1) Sorry, no Thanksgiving week post. I went down to Florida for a few days. Starting 2019 training early. Like Pee Wee, I’m seeking the joy in cycling. Florida weather was a good start.
2) This class starts fast, kinda like a cyclocross race. Let’s be ready to go!
4) It’s the last week of endurance for us. The last 6 week’s we’ve worked longer intervals … up to 10 minutes for one song. These eight minute efforts simulate a fitness protocol aimed to find your functional threshold power. Essentially the watts, power, you could maintain for one hour. (see video below)
5) Indoor cycling classes are renowned for their high intensity . . . sweating buckets!!!! Endurance work is like sweating a barrel. The average human has 5 million pores . . . and 20,000 on the face alone. Interestingly, the largest pores on our body are on our face (dripping buckets . . . yeah, that’s just the start). Scientists believe our ability to sweat is what made us the most dominant species on earth. (read more here) The ability to control the effort will be crucial. Don’t confuse sweat with effort.
6) Folks get great joy pushing their bodies to the brink. Defining the brink as something longer than a minute? That’s a different story. Steady state intervals aren’t sexy, but they are instructive to the body. If you want endurance, you need to learn how to pedal and breathe for more than a minute.

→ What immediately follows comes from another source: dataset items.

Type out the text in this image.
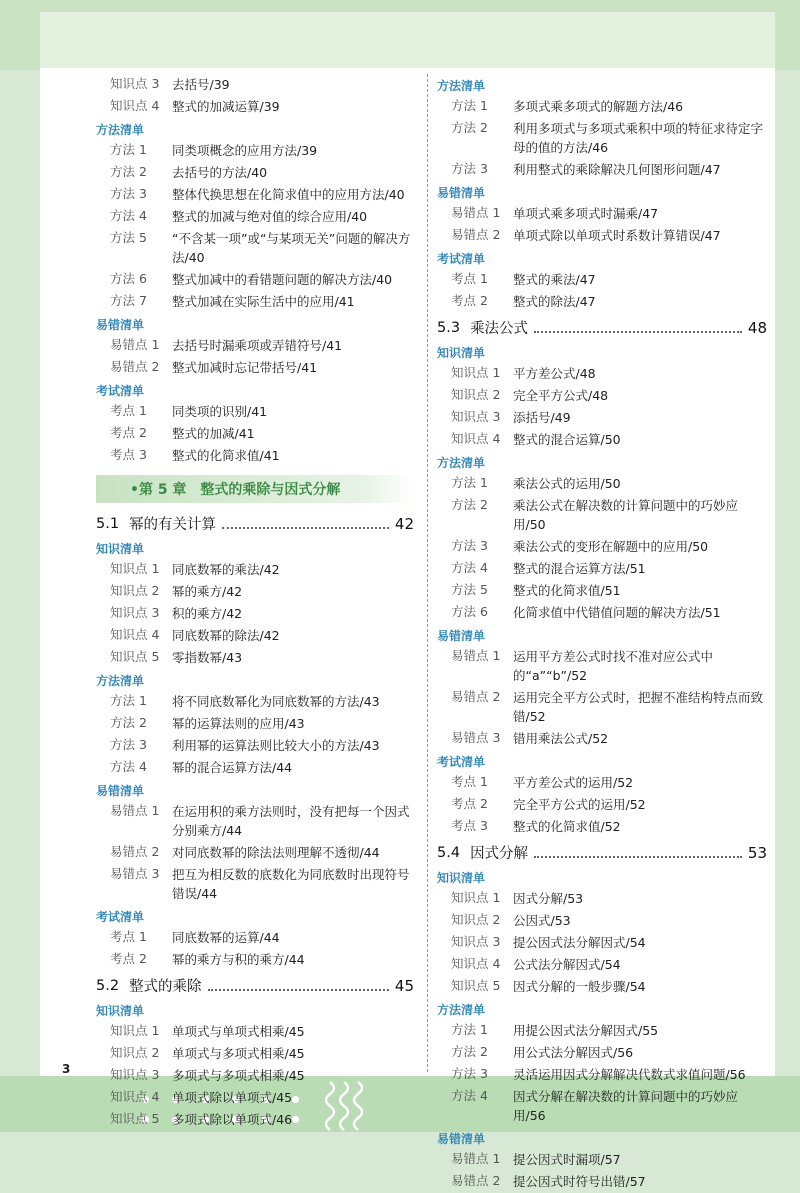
知识点 3	去括号/39
知识点 4	整式的加减运算/39
方法清单
方法 1	同类项概念的应用方法/39
方法 2	去括号的方法/40
方法 3	整体代换思想在化简求值中的应用方法/40
方法 4	整式的加减与绝对值的综合应用/40
方法 5	“不含某一项”或“与某项无关”问题的解决方法/40
方法 6	整式加减中的看错题问题的解决方法/40
方法 7	整式加减在实际生活中的应用/41
易错清单
易错点 1	去括号时漏乘项或弄错符号/41
易错点 2	整式加减时忘记带括号/41
考试清单
考点 1	同类项的识别/41
考点 2	整式的加减/41
考点 3	整式的化简求值/41
•第 5 章　整式的乘除与因式分解
5.1 幂的有关计算	42
知识清单
知识点 1	同底数幂的乘法/42
知识点 2	幂的乘方/42
知识点 3	积的乘方/42
知识点 4	同底数幂的除法/42
知识点 5	零指数幂/43
方法清单
方法 1	将不同底数幂化为同底数幂的方法/43
方法 2	幂的运算法则的应用/43
方法 3	利用幂的运算法则比较大小的方法/43
方法 4	幂的混合运算方法/44
易错清单
易错点 1	在运用积的乘方法则时，没有把每一个因式分别乘方/44
易错点 2	对同底数幂的除法法则理解不透彻/44
易错点 3	把互为相反数的底数化为同底数时出现符号错误/44
考试清单
考点 1	同底数幂的运算/44
考点 2	幂的乘方与积的乘方/44
5.2 整式的乘除	45
知识清单
知识点 1	单项式与单项式相乘/45
知识点 2	单项式与多项式相乘/45
知识点 3	多项式与多项式相乘/45
知识点 4	单项式除以单项式/45
知识点 5	多项式除以单项式/46
方法清单
方法 1	多项式乘多项式的解题方法/46
方法 2	利用多项式与多项式乘积中项的特征求待定字母的值的方法/46
方法 3	利用整式的乘除解决几何图形问题/47
易错清单
易错点 1	单项式乘多项式时漏乘/47
易错点 2	单项式除以单项式时系数计算错误/47
考试清单
考点 1	整式的乘法/47
考点 2	整式的除法/47
5.3 乘法公式	48
知识清单
知识点 1	平方差公式/48
知识点 2	完全平方公式/48
知识点 3	添括号/49
知识点 4	整式的混合运算/50
方法清单
方法 1	乘法公式的运用/50
方法 2	乘法公式在解决数的计算问题中的巧妙应用/50
方法 3	乘法公式的变形在解题中的应用/50
方法 4	整式的混合运算方法/51
方法 5	整式的化简求值/51
方法 6	化简求值中代错值问题的解决方法/51
易错清单
易错点 1	运用平方差公式时找不准对应公式中的“a”“b”/52
易错点 2	运用完全平方公式时，把握不准结构特点而致错/52
易错点 3	错用乘法公式/52
考试清单
考点 1	平方差公式的运用/52
考点 2	完全平方公式的运用/52
考点 3	整式的化简求值/52
5.4 因式分解	53
知识清单
知识点 1	因式分解/53
知识点 2	公因式/53
知识点 3	提公因式法分解因式/54
知识点 4	公式法分解因式/54
知识点 5	因式分解的一般步骤/54
方法清单
方法 1	用提公因式法分解因式/55
方法 2	用公式法分解因式/56
方法 3	灵活运用因式分解解决代数式求值问题/56
方法 4	因式分解在解决数的计算问题中的巧妙应用/56
易错清单
易错点 1	提公因式时漏项/57
易错点 2	提公因式时符号出错/57
3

7) Why is FTP important? Well, it helps you to know when you’re going hard and when you’re not. Steady state intervals only work if you know how what hard means to your body. Hence FTP. A favorite cycling drill are over/under thresholds. It’s an interval-based workout where efforts oscillate between the two zones. We sneak these in all the time during class, I just don’t use the term per se. Here’s an instructive article from the Indoor Cycling Association on the topic.

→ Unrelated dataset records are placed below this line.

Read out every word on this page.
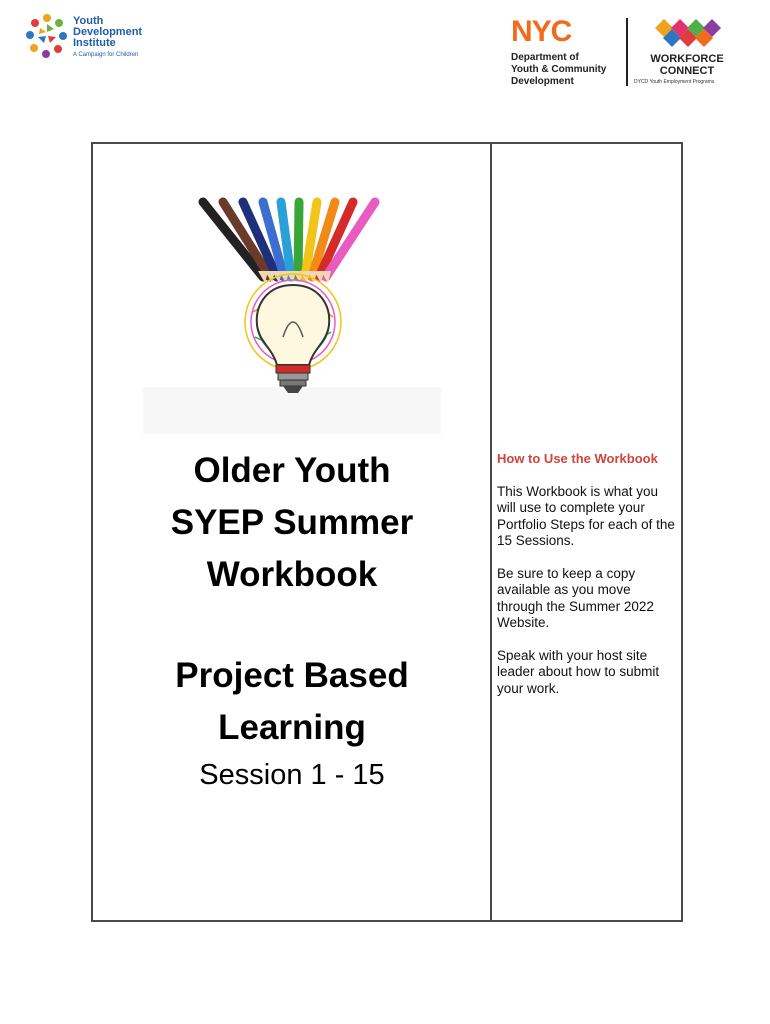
Youth
Development
Institute
A Campaign for Children
NYC
Department of
Youth & Community
Development
WORKFORCE
CONNECT
DYCD Youth Employment Programs
Older Youth
SYEP Summer
Workbook
Project Based
Learning
Session 1 - 15
How to Use the Workbook

This Workbook is what you will use to complete your Portfolio Steps for each of the 15 Sessions.

Be sure to keep a copy available as you move through the Summer 2022 Website.

Speak with your host site leader about how to submit your work.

8) Why are we doing this? I’d say half of the folks in class can pedal for over a minute without losing intensity. So much is made of high intensity intervals and the need to be breathless, the notion of steady work over long durations is missing in most spin classes. As an outdoor cyclist, I really want to bring authenticity to the spin class. This type of work will transfer outdoors.
9) I just wanted to thank my riders for accepting these challenges. pushing for eight minutes isn’t easy. I appreciate yall!